Sunday, September 20, 2015

Herschel Silverman: A spiritual man

  
September 20, 2015

Hersch Silverman is dead.
For me, he’s the last of the Beat poets, and the one I knew best.
I saw him last at a reading in the Hoboken Museum. He seemed frail, even a bit lost, although still capable – his reading as vibrant as ever.
I met him for the first time in the mid-1980s when we published him in Scrap Paper Review. This was after I had met Ginsberg, although Hersch seemed warmer to me, and less remote.
I often saw him at poetry readings, and he was always sending me chap books of his work.
When I got to Bayonne finally as a reporter, I managed to do several stories on him, but often also saw him on the street.
He treated the Hudson Bergen Light Rail as if it had been built for him personally, allowing him to walk down two blocks from his house to the station and reach New York City in a way that was much more of a struggle in the past.
Sometimes, he would pass the newspaper office when we were still located on 21st Street.

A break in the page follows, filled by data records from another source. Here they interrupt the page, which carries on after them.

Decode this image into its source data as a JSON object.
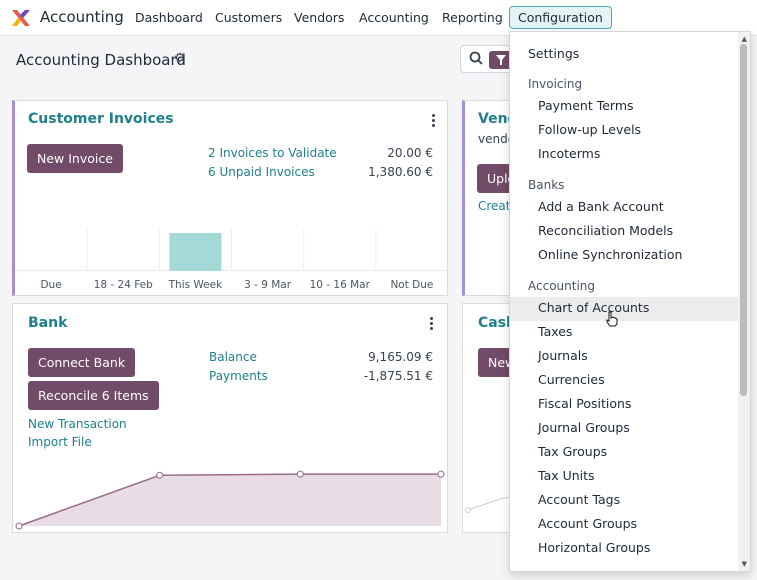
{
  "topnav": {
    "app_name": "Accounting",
    "items": [
      "Dashboard",
      "Customers",
      "Vendors",
      "Accounting",
      "Reporting",
      "Configuration"
    ],
    "active": "Configuration"
  },
  "control_panel": {
    "title": "Accounting Dashboard",
    "settings_icon": "gear-icon",
    "search_icon": "search-icon",
    "filter_icon": "filter-icon"
  },
  "customer_invoices": {
    "title": "Customer Invoices",
    "button": "New Invoice",
    "links": [
      {
        "label": "2 Invoices to Validate",
        "amount": "20.00 €"
      },
      {
        "label": "6 Unpaid Invoices",
        "amount": "1,380.60 €"
      }
    ],
    "chart_data": {
      "type": "bar",
      "categories": [
        "Due",
        "18 - 24 Feb",
        "This Week",
        "3 - 9 Mar",
        "10 - 16 Mar",
        "Not Due"
      ],
      "values": [
        0,
        0,
        1,
        0,
        0,
        0
      ],
      "bar_color": "#a3d9d6"
    }
  },
  "vendor_card": {
    "title": "Vend",
    "subtitle": "vendo",
    "button": "Uplo",
    "link": "Creat"
  },
  "bank": {
    "title": "Bank",
    "buttons": [
      "Connect Bank",
      "Reconcile 6 Items"
    ],
    "links": [
      "New Transaction",
      "Import File"
    ],
    "stats": [
      {
        "label": "Balance",
        "amount": "9,165.09 €"
      },
      {
        "label": "Payments",
        "amount": "-1,875.51 €"
      }
    ],
    "chart_data": {
      "type": "area",
      "x": [
        0,
        1,
        2,
        3
      ],
      "y": [
        -1,
        0.88,
        0.92,
        0.92
      ],
      "line_color": "#9a6b8d",
      "fill_color": "#e8dde5"
    }
  },
  "cash_card": {
    "title": "Cash",
    "button": "New"
  },
  "dropdown": {
    "settings": "Settings",
    "sections": [
      {
        "label": "Invoicing",
        "items": [
          "Payment Terms",
          "Follow-up Levels",
          "Incoterms"
        ]
      },
      {
        "label": "Banks",
        "items": [
          "Add a Bank Account",
          "Reconciliation Models",
          "Online Synchronization"
        ]
      },
      {
        "label": "Accounting",
        "items": [
          "Chart of Accounts",
          "Taxes",
          "Journals",
          "Currencies",
          "Fiscal Positions",
          "Journal Groups",
          "Tax Groups",
          "Tax Units",
          "Account Tags",
          "Account Groups",
          "Horizontal Groups"
        ]
      }
    ],
    "hovered": "Chart of Accounts"
  },
  "colors": {
    "primary": "#714b67",
    "link": "#1f7f8c",
    "accent_border": "#a98ed0"
  }
}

He commented on my stories in the newspaper as if he thought I was superman for writing so many.
He was as big a fan of me as I was of him.

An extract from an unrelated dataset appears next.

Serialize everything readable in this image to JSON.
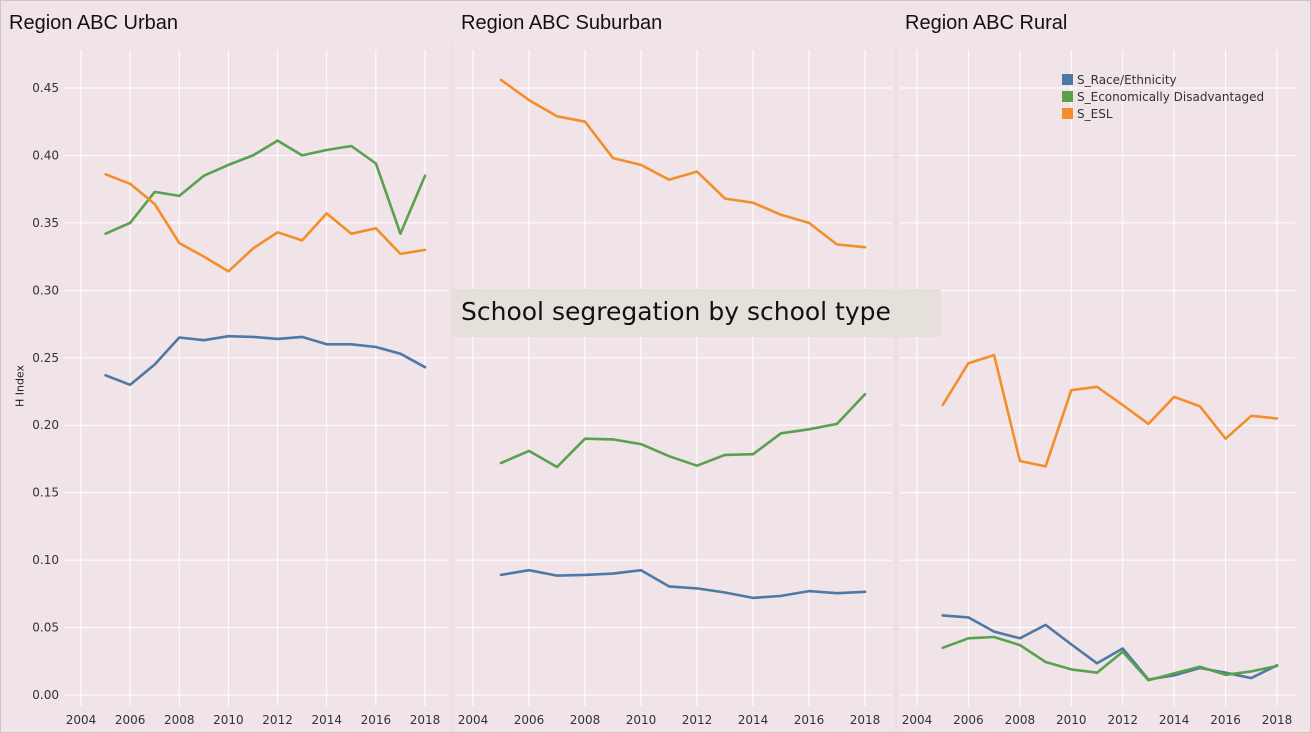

I loved the idea that I had become connected with The Beats personally, and loved the fact that he was a survivor.
He had a candy store across from the Bayonne High School years earlier, but never stopped caring about those who went to school there, especially the poets. He set up a scholarship fund for poets, and would go to the school each May to meet with the kids, to listen to their poetry and read some of his.
I remember going to his house to do a story on him. His wife had passed away, and though he had kids, he seemed very isolated. His home was a time warp, a flash back to the Beat era, post world war, when so many veterans had built their hopes on the GI Bill.
I vaguely recall he was a veteran.
He said he once brought Ginsberg to Bayonne, taking a tour of the industrial city. Ginsberg was very impressed with St. Henry’s Church, as if it reminded him of the great churches of Europe. For a time, Gregory Corso stayed with Hersch, but often wandered off, apparently in search of drink.
I remember how grateful Hersch was when I did a full issue of Scrap Paper Review dedicated just to him in the late 1980s, something that bonded us.
I remember how happy he looked at the Poetry Club in New York when they paid tribute to him back in 2010, and how he performed some of his poetry upstairs in the private apartment with a guitarist.
This was a man of peace, someone who thought the best of people, and who lived beyond the realm of politics. He shared a lot of this with Ginsberg, although there was something deeper in his soul that I could feel at each meeting, as if he was seeing me for the first time, and yet saw me also as a dear friend.
Hersch left a mark on this world that will never fade, partly because he invested his time and energy into people, who carry his memory with us, and who treasured each moment as if this was the most important moment in our lives.
I no longer cover Bayonne, so I did not have a chance to see him on the street as I often did when I still worked there. But I am glad for those chance encounters, knowing that his spirit will continue to walk those streets and ride the light rail, and when I do walk there, I will encounter it, just as I encounter him in my grateful memories.